A la vez que hizo suya siempre cuanta sustancia nutricia pudo encontrar en su camino, Goethe se rindió al mayor de los realismos. Y fue así sumamente consciente de la contraposición, en la época de transición histórica que le tocó vivir, entre personalidad y sociedad. De ahí los paradigmáticos conflictos de sus héroes más representativos. Werther, por ejemplo, un joven lleno de vida y de posibilidades, que decide instalarse temporalmente en un lugar provinciano con el objetivo de liberar su espíritu y enriquecerse en contacto con la naturaleza, conviviendo con hombres sencillos de vida aparentemente transparente, sincera y sosegada, hará pronto la experiencia de “la limitación en que se encuentran confinadas las fuerzas activas e indagatorias del hombre”. Como se verá también obligado a tomar buena nota de que “toda acción arranca del afán de procurar la satisfacción de necesidades que al mismo tiempo no tienen otra finalidad que la de prolongar nuestra mísera existencia individual”. Finalmente, enfrentado a un mundo que no acepta, ni le acepta a él, incapaz de soportar los envites de la ambición, la envidia, el tedio, la ruindad y, sobre todo, “la fatalidad de estas relaciones burguesas”, escogerá, tras vivir una devastadora frustración amorosa, la libertad por la vía extrema del suicidio. Wilhelm Meister, consciente de la escisión moderna entre burgués y ciudadano y de la consiguiente fragmentación y compulsión al lucro, se confesará, entregado aún al espejismo de un yo pleno que siente como ajeno el espacio político, que “el burgués no puede ser un hombre público”. Y el insaciable Fausto, en cuyo pecho latían, según confesión propia, dos almas, intentará aunar la empresa “faústica” de revivir el mundo helénico con la no menos faústica de construir un nuevo orden social y tecnológico, una sociedad humana reconciliada y no mediada por el principio del intercambio mercantil, sino por Eros.
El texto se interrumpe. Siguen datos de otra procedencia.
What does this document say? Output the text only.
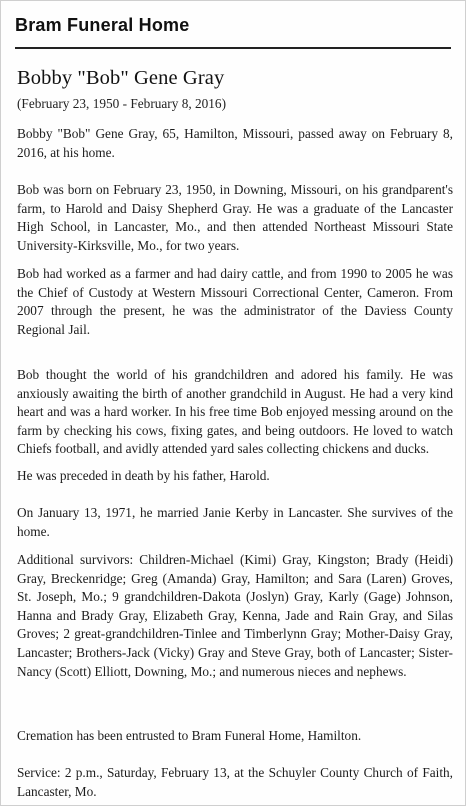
Bram Funeral Home
Bobby "Bob" Gene Gray
(February 23, 1950 - February 8, 2016)

Bobby "Bob" Gene Gray, 65, Hamilton, Missouri, passed away on February 8, 2016, at his home.

Bob was born on February 23, 1950, in Downing, Missouri, on his grandparent's farm, to Harold and Daisy Shepherd Gray. He was a graduate of the Lancaster High School, in Lancaster, Mo., and then attended Northeast Missouri State University-Kirksville, Mo., for two years.

Bob had worked as a farmer and had dairy cattle, and from 1990 to 2005 he was the Chief of Custody at Western Missouri Correctional Center, Cameron. From 2007 through the present, he was the administrator of the Daviess County Regional Jail.

Bob thought the world of his grandchildren and adored his family. He was anxiously awaiting the birth of another grandchild in August. He had a very kind heart and was a hard worker. In his free time Bob enjoyed messing around on the farm by checking his cows, fixing gates, and being outdoors. He loved to watch Chiefs football, and avidly attended yard sales collecting chickens and ducks.

He was preceded in death by his father, Harold.

On January 13, 1971, he married Janie Kerby in Lancaster. She survives of the home.

Additional survivors: Children-Michael (Kimi) Gray, Kingston; Brady (Heidi) Gray, Breckenridge; Greg (Amanda) Gray, Hamilton; and Sara (Laren) Groves, St. Joseph, Mo.; 9 grandchildren-Dakota (Joslyn) Gray, Karly (Gage) Johnson, Hanna and Brady Gray, Elizabeth Gray, Kenna, Jade and Rain Gray, and Silas Groves; 2 great-grandchildren-Tinlee and Timberlynn Gray; Mother-Daisy Gray, Lancaster; Brothers-Jack (Vicky) Gray and Steve Gray, both of Lancaster; Sister-Nancy (Scott) Elliott, Downing, Mo.; and numerous nieces and nephews.

Cremation has been entrusted to Bram Funeral Home, Hamilton.

Service: 2 p.m., Saturday, February 13, at the Schuyler County Church of Faith, Lancaster, Mo.
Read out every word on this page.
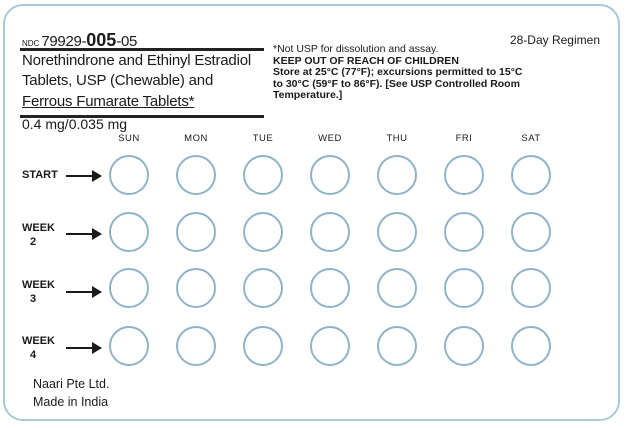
NDC 79929-005-05	28-Day Regimen
Norethindrone and Ethinyl Estradiol
Tablets, USP (Chewable) and
Ferrous Fumarate Tablets*
0.4 mg/0.035 mg
*Not USP for dissolution and assay.
KEEP OUT OF REACH OF CHILDREN
Store at 25°C (77°F); excursions permitted to 15°C
to 30°C (59°F to 86°F). [See USP Controlled Room
Temperature.]
SUN	MON	TUE	WED	THU	FRI	SAT
START
WEEK
2
WEEK
3
WEEK
4
Naari Pte Ltd.
Made in India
El viejo Goethe comprendió bien, y asi lo plasmó en su gran poema, lo fugaz del vínculo matrimonial entre Fausto y Helena. Y dejó claro que en ese mundo frenético del productivismo a ultranza y del individualismo competitivo no habría ya lugar ni siquiera para la cabaña de los últimos supervivientes del mundo helénico, Filemón y Baucis. Pero no por ello renunció, en la figura de su Fausto, al mundo del “obrar valioso”capaz de superar, haciéndolo suyo a un tiempo´, el ideal suprahiistórico de una humanidad integral y bella. Quedaba así cerrado el círculo de una vida guiada por la voluntad de serlo y agotarlo todo y, a la vez, por la conciencia trágica de la imposibilidad de la tarea. Olimpismo, pues, y desgarro. Serenidad y hueco.
Esta larga búsqueda convirtió a Goethe en el “maestro” por excelencia de la cultura alemana. Nada tiene, pues, de extraño que Safranski haya llegado a él tras su recorrido por el pesimismo schopenhaueriano, la brasa ardiente del romanticismo alemán y el antigoethiano Heidegger, por él mismo definido ,también, y estudiado , como un “maestro alemán”.